Kejati Lampung Temukan Dugaan Mark Up dan Bill Hotel Fiktif di Perjas DPRD Tanggamus
Aspidsus Kejati Lampung, Hutamrin saat ekspose di Kejati Lampung, Rabu (12/7/2023). | Foto: Benny Setiawan/monologis.id

BANDARLAMPUNG – Kejaksaan Tinggi (Kejati) Lampung menemukan dugaan mark up dan bill atau tagihan hotel fiktif dalam kegiatan perjalanan dinas (perjas) paket meeting dalam kota dan belanja perjalanan dinas paket meeting luar kota pada sekretariat DPRD Tanggamus, tahun anggaran (TA) 2021.

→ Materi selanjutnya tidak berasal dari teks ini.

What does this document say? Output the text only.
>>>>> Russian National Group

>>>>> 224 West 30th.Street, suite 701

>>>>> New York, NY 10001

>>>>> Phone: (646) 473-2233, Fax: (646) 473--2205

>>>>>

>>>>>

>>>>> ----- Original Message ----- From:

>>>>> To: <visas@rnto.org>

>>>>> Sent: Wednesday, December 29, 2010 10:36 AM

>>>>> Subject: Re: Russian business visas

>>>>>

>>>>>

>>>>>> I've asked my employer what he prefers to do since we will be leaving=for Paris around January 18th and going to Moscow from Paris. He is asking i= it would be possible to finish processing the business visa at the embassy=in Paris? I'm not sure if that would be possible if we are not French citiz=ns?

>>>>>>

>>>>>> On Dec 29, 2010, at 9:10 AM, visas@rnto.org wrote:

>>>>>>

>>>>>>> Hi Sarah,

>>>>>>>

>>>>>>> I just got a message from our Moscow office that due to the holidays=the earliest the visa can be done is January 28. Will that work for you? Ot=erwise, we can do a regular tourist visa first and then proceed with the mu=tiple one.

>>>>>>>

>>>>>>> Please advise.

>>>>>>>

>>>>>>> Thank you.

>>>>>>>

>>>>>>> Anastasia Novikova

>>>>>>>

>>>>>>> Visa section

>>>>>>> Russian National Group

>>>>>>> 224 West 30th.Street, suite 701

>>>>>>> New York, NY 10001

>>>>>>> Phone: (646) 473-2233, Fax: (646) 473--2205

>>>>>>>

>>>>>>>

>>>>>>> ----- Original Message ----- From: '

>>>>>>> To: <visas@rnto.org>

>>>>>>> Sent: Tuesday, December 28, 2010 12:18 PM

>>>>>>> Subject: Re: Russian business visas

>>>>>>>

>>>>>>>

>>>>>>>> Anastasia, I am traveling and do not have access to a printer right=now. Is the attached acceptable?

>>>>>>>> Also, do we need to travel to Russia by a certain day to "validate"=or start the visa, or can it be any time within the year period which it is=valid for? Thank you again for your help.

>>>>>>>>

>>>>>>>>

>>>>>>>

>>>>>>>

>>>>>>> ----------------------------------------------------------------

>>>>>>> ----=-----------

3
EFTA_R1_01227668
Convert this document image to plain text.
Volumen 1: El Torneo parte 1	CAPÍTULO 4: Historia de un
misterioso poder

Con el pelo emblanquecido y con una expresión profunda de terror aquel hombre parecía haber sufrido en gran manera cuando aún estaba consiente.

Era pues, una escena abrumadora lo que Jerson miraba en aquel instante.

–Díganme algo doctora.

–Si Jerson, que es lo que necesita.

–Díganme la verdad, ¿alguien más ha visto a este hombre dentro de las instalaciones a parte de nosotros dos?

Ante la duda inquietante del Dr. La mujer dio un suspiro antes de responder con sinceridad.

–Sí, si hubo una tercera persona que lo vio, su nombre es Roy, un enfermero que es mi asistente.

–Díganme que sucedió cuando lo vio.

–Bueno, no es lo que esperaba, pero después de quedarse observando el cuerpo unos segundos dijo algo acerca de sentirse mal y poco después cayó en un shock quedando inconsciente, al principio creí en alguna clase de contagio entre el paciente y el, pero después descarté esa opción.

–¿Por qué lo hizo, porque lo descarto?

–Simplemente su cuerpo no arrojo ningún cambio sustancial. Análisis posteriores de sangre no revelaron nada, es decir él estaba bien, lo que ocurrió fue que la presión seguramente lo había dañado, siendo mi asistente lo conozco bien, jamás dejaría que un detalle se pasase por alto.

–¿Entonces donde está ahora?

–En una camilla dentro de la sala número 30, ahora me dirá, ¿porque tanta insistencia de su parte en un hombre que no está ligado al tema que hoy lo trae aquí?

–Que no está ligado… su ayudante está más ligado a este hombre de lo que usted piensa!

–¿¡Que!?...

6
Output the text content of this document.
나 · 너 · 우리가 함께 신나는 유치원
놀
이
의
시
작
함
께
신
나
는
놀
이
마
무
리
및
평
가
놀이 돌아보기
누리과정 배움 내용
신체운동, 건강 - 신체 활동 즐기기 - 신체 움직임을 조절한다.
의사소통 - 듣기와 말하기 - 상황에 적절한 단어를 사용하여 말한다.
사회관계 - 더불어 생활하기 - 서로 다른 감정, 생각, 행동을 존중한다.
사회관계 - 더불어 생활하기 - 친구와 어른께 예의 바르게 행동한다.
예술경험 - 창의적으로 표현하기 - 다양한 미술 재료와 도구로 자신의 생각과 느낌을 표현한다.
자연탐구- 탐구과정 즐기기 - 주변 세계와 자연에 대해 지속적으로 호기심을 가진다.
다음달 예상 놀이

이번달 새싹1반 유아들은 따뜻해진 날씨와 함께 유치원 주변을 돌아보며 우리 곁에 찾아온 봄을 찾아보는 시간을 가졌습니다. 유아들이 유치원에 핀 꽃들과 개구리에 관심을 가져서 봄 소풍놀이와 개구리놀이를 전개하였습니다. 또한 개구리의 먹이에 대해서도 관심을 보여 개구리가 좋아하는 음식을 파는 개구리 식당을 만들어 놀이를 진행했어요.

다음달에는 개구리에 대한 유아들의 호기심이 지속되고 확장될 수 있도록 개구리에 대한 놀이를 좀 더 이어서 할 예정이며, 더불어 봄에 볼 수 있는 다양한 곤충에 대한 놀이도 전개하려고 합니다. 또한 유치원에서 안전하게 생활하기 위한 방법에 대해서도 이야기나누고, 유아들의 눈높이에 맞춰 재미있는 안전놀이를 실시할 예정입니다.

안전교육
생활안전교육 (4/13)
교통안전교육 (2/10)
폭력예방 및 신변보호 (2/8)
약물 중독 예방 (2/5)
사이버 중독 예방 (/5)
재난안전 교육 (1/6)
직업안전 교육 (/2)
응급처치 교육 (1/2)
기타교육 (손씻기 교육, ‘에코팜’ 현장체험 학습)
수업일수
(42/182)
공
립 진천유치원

Dugaan ini disampaikan Asisten Pidana Khusus (Aspidsus) Kejati Lampung, Hutamrin saat ekspose kepada awak media di Kejati Lampung, Rabu (12/7/2023).

Dijelaskannya, bahwa pada 2021 terdapat komponen biaya penginapan dalam anggaran belanja perjalanan dinas paket meeeting dalam kota dan belanja perjalanan dinas paket meeting luar kota yang tercantum di dalam Dokumen Pelaksanaan Perubahan Anggaran (DPPA) Sekretariat DPRD Tanggamus yang sumber dananya berasal dari APBD Tanggamus TA 2021 dan diperuntukkan bagi pimpinan dan anggota DPRD Tanggamus

“Rinciannya, untuk Pimpinan DPRD Kabupaten Tanggamus sebanyak 4 orang dan anggota DPRD Kabupaten Tanggamus 41 orang. Jumlah anggaran Rp14.314.824.000. Dengan jumlah realisasi sebesar Rp12.903.932.984," kata Hutamrin.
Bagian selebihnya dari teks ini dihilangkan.